The controller is passed around, perhaps someone else will discover the secret of this undoubted moment of video gaming history? Nope.

 

Desperately, forlornly, you come back to it each day, hoping against fading hope that there is more. Nope.

 

You have learned an important lesson.

 

Some games are crap.

 

Sensible Soccer (Amiga)

 

There had been football games before of course. Matchday 2, Emlyn Hughes International Soccer, Kick Off. Even Microprose Soccer, coded by Sensible Software themselves.

 

Sensi wasn't the best looking game on the Amiga. Technically it paled in comparison to the fare available on consoles. But it was more than that. The intuitive control, the speed, the multiplayer, the sense of character, the catchy music, the depth, the just-one-more-go-ness.

 

It was surpassed by it's sequels, culminating in the mighty SWOS 96/97, the follow ups introducing cards, international teams, editors, after touch, goalies who actually saved shots. Yet it is the original to which we should pay homage.

 

As a series, this is the greatest game ever to grace the Amiga and one of the finest games in the history of videogames.

 

You can keep your FIFA and your PES. THIS is football.

 

Metal Gear Solid (PS1)


The inspiration behind this piece and one of the seminal titles of a generation. MGS introduced the gaming world to stealth, tactical fighting and action. And cut scenes, lots of cut scenes.

 

This is a game that makes you want to stop and applaud, the type of game that is almost as much fun to watch as it is to play. A technical marvel at the time, matched by the quality of its gameplay.

 

The highlights of MGS will go down in gaming folklore. From your first stealth kill, to hiding in a box to avoid detection, the adrenalin rush when you are spotted by the guards, the awesome codec system, when you realise the code you are looking for is on the GAME case, to possibly the greatest boss battle in gaming history when Psycho Mantis takes control of your pad and reads your mind.

 

As with other games on this list, technically this has undoubtedly been surpassed by its sequels. But its enduring appeal, evidenced by a cameo in MGS4, is a testament to its genius.

 

GTA: Vice City (PS2)

If GTA3 established the mould, Vice City refined it.

 

The genius of GTA games is that each player will find their own highlight.
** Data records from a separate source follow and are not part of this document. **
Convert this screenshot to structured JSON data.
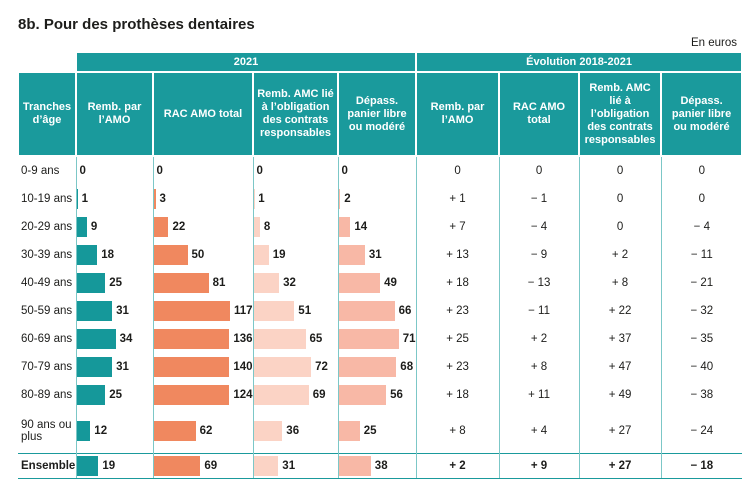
{
  "title": "8b. Pour des prothèses dentaires",
  "unit": "En euros",
  "table": {
    "groups": [
      "2021",
      "Évolution 2018-2021"
    ],
    "columns": [
      "Tranches d’âge",
      "Remb. par l’AMO",
      "RAC AMO total",
      "Remb. AMC lié à l’obligation des contrats responsables",
      "Dépass. panier libre ou modéré",
      "Remb. par l’AMO",
      "RAC AMO total",
      "Remb. AMC lié à l’obligation des contrats responsables",
      "Dépass. panier libre ou modéré"
    ],
    "rows": [
      {
        "label": "0-9 ans",
        "values": [
          0,
          0,
          0,
          0
        ],
        "evolution": [
          "0",
          "0",
          "0",
          "0"
        ]
      },
      {
        "label": "10-19 ans",
        "values": [
          1,
          3,
          1,
          2
        ],
        "evolution": [
          "+ 1",
          "− 1",
          "0",
          "0"
        ]
      },
      {
        "label": "20-29 ans",
        "values": [
          9,
          22,
          8,
          14
        ],
        "evolution": [
          "+ 7",
          "− 4",
          "0",
          "− 4"
        ]
      },
      {
        "label": "30-39 ans",
        "values": [
          18,
          50,
          19,
          31
        ],
        "evolution": [
          "+ 13",
          "− 9",
          "+ 2",
          "− 11"
        ]
      },
      {
        "label": "40-49 ans",
        "values": [
          25,
          81,
          32,
          49
        ],
        "evolution": [
          "+ 18",
          "− 13",
          "+ 8",
          "− 21"
        ]
      },
      {
        "label": "50-59 ans",
        "values": [
          31,
          117,
          51,
          66
        ],
        "evolution": [
          "+ 23",
          "− 11",
          "+ 22",
          "− 32"
        ]
      },
      {
        "label": "60-69 ans",
        "values": [
          34,
          136,
          65,
          71
        ],
        "evolution": [
          "+ 25",
          "+ 2",
          "+ 37",
          "− 35"
        ]
      },
      {
        "label": "70-79 ans",
        "values": [
          31,
          140,
          72,
          68
        ],
        "evolution": [
          "+ 23",
          "+ 8",
          "+ 47",
          "− 40"
        ]
      },
      {
        "label": "80-89 ans",
        "values": [
          25,
          124,
          69,
          56
        ],
        "evolution": [
          "+ 18",
          "+ 11",
          "+ 49",
          "− 38"
        ]
      },
      {
        "label": "90 ans ou plus",
        "values": [
          12,
          62,
          36,
          25
        ],
        "evolution": [
          "+ 8",
          "+ 4",
          "+ 27",
          "− 24"
        ]
      },
      {
        "label": "Ensemble",
        "values": [
          19,
          69,
          31,
          38
        ],
        "evolution": [
          "+ 2",
          "+ 9",
          "+ 27",
          "− 18"
        ]
      }
    ]
  }
}
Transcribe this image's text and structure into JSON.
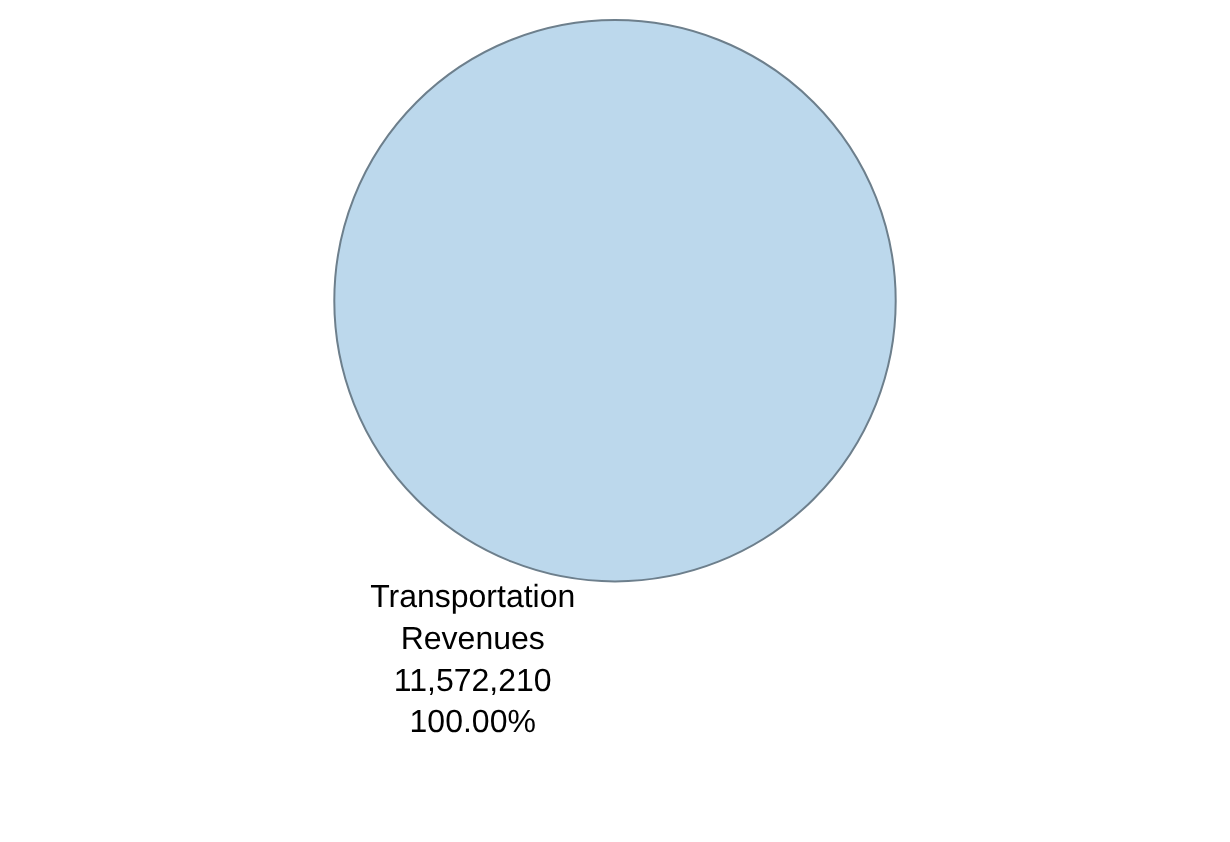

The missions were only ever half the fun, there was a whole world to explore. Part of the fun was going off track, thinking you had ended up in a dead end, only to stumble across an off road race or hidden trophy. The characters were deep, the Scarface influence and 80’s setting adding a unique charm, as did the joy of the, ‘wait, is that who I think it is?’ voice acting.

 

But there is perhaps no gaming highlight that can surpass the sheer joy of tearing along the beachfront on your freshly stolen bike listening to Billie Jean.

 

The GTA series continues to get bigger and better but for that one moment of unbridled, ‘holy crap, look what I can do’ sensation that videogames bring, Vice City has no peer.